Alles nicht so einfach, was darauf hinaus lief, dass ich nie spontan oder flexibel auf einer Party sein konnte, immer noch ca 45 Fahrzeit einkalkulieren musste je nach Stadtviertel und irgendwann lösen sich so nach und nach die Fäden und man ist halt nicht mehr im Netz dabei, weil man einfach zu lange braucht um spontan und flexibel zu sein.

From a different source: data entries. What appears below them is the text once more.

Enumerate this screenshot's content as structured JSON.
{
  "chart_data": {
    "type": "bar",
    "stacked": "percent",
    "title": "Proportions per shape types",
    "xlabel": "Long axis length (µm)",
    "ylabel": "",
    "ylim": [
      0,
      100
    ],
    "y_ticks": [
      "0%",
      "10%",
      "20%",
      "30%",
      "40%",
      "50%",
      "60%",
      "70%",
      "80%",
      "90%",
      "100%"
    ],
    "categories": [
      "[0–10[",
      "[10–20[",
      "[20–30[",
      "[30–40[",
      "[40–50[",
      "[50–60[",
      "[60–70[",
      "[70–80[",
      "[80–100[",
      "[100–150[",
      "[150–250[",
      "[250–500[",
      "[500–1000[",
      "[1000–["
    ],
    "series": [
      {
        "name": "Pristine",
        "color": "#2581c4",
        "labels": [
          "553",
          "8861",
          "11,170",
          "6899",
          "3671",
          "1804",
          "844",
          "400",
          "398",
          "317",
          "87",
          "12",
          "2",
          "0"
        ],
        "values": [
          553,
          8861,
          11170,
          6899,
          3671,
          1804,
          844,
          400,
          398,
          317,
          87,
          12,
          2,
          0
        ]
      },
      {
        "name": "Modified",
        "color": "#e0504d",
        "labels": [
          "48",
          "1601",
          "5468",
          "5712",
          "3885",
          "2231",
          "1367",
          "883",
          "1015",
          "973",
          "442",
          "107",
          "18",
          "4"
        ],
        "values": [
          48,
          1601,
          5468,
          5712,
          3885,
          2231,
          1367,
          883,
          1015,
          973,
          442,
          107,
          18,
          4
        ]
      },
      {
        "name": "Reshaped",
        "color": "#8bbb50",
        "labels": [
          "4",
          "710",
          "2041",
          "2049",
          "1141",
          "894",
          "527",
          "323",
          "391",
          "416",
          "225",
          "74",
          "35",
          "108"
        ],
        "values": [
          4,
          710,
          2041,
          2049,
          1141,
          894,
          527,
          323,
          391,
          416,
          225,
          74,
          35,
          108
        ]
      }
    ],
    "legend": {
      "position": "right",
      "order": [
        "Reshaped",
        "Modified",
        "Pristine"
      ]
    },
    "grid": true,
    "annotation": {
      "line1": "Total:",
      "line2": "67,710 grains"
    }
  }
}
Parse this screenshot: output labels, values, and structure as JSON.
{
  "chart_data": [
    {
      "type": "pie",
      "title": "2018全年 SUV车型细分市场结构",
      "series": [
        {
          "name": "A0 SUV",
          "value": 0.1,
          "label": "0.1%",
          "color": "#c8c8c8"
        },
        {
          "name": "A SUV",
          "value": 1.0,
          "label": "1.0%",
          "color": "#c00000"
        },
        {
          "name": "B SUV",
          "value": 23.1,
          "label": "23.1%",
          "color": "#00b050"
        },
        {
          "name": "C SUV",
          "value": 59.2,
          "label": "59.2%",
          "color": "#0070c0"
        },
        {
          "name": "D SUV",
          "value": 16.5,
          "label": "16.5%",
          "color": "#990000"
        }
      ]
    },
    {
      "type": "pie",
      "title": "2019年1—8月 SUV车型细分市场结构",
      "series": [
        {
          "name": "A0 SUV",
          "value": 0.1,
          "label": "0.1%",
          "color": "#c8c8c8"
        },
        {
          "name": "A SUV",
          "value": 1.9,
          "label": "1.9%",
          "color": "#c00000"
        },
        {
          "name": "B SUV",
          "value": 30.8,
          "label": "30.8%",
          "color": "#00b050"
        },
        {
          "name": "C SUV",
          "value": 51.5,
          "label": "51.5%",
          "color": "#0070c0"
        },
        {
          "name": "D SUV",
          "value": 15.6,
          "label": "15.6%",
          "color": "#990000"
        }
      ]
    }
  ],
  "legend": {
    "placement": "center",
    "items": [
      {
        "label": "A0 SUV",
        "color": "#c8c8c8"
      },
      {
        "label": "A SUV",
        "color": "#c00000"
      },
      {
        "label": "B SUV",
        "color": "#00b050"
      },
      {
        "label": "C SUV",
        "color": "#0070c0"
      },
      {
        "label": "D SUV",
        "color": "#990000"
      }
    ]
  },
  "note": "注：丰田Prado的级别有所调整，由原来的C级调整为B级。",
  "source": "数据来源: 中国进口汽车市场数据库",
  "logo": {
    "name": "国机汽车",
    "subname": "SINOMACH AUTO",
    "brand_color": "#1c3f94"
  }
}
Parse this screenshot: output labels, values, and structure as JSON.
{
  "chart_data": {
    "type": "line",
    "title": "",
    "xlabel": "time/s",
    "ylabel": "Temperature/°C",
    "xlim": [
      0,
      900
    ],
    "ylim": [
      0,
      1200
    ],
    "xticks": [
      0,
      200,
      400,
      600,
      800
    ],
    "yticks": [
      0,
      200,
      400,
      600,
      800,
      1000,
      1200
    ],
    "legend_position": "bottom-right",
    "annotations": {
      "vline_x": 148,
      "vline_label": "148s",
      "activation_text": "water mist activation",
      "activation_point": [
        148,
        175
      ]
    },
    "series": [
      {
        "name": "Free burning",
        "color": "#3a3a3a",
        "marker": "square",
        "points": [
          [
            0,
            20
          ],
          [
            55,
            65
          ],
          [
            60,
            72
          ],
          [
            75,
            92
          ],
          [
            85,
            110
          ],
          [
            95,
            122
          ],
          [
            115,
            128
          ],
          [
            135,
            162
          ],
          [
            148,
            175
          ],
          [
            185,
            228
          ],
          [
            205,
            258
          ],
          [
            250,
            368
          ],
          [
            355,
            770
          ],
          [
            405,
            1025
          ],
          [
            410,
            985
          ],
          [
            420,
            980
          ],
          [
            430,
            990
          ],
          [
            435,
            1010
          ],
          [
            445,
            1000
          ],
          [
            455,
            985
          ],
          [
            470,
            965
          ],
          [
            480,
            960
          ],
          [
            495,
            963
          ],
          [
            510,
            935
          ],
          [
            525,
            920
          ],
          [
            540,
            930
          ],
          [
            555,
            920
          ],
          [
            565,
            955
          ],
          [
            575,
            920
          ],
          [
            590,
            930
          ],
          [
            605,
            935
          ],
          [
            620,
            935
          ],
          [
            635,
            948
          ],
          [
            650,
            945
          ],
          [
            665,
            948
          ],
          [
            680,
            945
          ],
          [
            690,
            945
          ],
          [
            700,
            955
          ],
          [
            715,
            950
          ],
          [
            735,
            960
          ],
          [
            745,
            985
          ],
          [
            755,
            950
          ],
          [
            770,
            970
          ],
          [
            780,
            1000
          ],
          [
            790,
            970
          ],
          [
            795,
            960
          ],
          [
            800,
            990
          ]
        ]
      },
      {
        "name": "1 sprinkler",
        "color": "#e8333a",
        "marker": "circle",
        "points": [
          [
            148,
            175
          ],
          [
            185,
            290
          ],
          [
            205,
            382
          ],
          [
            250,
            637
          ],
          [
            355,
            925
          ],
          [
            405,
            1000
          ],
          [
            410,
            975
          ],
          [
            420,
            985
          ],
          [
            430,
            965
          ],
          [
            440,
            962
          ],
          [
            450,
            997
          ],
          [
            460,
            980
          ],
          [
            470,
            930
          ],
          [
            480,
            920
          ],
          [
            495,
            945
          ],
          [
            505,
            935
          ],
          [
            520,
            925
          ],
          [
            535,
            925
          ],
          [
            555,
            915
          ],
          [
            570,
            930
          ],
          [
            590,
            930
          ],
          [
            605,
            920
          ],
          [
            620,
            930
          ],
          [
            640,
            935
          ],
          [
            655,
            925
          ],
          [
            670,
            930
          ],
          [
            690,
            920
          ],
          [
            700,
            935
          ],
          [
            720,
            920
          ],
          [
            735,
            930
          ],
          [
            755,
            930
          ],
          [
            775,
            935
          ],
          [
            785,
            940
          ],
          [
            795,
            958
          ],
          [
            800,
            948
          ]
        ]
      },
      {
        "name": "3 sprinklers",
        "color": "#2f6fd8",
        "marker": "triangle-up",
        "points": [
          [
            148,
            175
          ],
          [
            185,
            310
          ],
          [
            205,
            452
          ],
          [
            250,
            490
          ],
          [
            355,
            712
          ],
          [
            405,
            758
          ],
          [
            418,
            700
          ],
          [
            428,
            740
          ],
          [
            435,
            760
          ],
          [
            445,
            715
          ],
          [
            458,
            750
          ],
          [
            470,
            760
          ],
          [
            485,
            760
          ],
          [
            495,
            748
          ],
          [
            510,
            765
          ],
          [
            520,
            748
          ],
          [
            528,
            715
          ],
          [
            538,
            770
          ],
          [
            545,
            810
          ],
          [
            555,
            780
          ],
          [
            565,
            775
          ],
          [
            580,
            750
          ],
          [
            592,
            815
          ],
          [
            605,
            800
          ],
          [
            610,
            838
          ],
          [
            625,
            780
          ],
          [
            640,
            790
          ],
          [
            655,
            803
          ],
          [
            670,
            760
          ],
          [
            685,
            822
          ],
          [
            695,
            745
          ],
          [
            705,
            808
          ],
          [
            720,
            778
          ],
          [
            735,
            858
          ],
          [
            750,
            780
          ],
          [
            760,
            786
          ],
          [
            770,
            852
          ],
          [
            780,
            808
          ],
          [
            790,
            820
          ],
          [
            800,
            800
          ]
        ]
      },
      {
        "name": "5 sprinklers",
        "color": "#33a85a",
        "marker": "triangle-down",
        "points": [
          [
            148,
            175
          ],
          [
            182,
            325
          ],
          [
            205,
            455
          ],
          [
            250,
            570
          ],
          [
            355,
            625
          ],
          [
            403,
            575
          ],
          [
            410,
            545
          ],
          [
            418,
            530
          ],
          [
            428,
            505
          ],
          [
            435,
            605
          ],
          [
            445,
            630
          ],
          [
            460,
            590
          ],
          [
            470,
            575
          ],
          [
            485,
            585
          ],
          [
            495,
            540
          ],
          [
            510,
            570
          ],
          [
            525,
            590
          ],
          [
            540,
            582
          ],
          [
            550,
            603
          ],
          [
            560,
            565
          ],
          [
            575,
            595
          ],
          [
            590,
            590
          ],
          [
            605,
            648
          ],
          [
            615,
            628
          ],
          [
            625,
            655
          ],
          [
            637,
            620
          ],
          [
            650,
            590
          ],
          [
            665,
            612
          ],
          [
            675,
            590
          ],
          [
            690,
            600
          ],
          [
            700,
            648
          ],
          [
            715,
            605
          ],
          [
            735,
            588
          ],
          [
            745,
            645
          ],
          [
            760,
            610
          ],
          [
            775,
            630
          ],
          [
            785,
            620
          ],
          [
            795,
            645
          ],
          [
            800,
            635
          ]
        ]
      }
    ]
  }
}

Ich hab mich dran gewöhnt, meine Tage sind gut gefüllt durch Sport, Freunde vermisse ich trotzdem, aber inzwischen verzichte ich sogar auf Einladungen, wenn ich weiß, dass mir diese Einmaleffekte nichts bringen. Neulich hat mich ein Kollege zu einer Tapetenabrissparty eingeladen, er zieht weg aus der Stadt, sehr weit weg, ich bin nicht hin, weil ich keine Lust drauf hatte, die Leute dort waren alles Freunde aus seiner weit entfernten Heimat, ich wäge also heute sehr stark ab, ob ich nachhaltig was aufbauen kann oder nicht, früher bin ich zu jedem Event und jeder Party hin gegurkt, mache ich heute nicht mehr, weil da nichts hängen bleibt bei solchen Ich seh dich einmal im Leben und nie wieder- Aktionen.
Die Frauen, die bereit gewesen wäre mit mir hier ins Dorf zu ziehen oder zu mir zu ziehen wussten entweder nicht, worauf sie sich einlassen (wohnten noch daheim und hatten keinen Plan vom Leben) oder hatten die Familienplanung im Auge, was mir zu früh war nach kurzer Kennenlernzeit. Die Karriere Frauen sind alle in der Stadt unterwegs und wollen Dolce Vita Lifestyle leben und nicht erstmal 20min zur nächsten Bundesstraße über Kreisstrassen gurken.